Mexican painter, one of the trio of muralists (with Orozco and Rivera) who dominated 20th-century Mexican art. He was born in Chihuahua, the son of a lawyer, and was a political activist from his youth.

It was not until 1939 that he eventually completed a mural in Mexico—Portrait of the Bourgeoisie for the headquarters of the Union of Electricians in Mexico City (his slow start had prompted Rivera to retort in answer to criticism from him: ‘Siqueiros talks: Rivera paints!’). Thereafter, however, Siqueiros’s output was prodigious. He painted many easel pictures as well as murals, and though he insisted they were subordinate to his wall paintings, they were important in helping to establish his international reputation. His murals are generally more spectacular even than those of Orozco and Rivera—bold in composition, striking in colour, freely mixing realism with fantasy, and expressing a raw emotional power. In contrast with the sense of disillusionment and foreboding sometimes seen in Orozco’s work, Siqueiros always expressed the dynamic urge to struggle; his work can be vulgar and bombastic, but its sheer energy is astonishing. He often experimented technically, working with industrial materials and equipment, including spray-guns, cement-guns, and blow-torches (his use of unconventional methods influenced Jackson Pollock, who attended the experimental workshop Siqueiros ran in New York in 1936).

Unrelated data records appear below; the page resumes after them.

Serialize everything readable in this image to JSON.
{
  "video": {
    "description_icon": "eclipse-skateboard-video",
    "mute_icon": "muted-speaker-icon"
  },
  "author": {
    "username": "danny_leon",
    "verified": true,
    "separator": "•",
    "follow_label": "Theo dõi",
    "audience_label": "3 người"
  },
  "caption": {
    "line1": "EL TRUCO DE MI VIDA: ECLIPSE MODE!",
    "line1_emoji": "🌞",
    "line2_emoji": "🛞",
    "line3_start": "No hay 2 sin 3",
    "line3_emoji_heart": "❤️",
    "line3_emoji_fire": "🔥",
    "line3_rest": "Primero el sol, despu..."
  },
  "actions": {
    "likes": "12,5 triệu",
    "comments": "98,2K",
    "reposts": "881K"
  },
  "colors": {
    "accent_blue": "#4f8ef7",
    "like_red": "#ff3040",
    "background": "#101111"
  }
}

In his late years he was showered with honours from his own country and elsewhere: he received the Lenin Peace Prize in 1967, for example, and in the following year became the first president of the newly founded Mexican Academy of Arts. His final major work, the Polyforum Siqueiros (completed 1971) in Mexico City, is a huge auditorium integrating architecture, sculpture, and painting.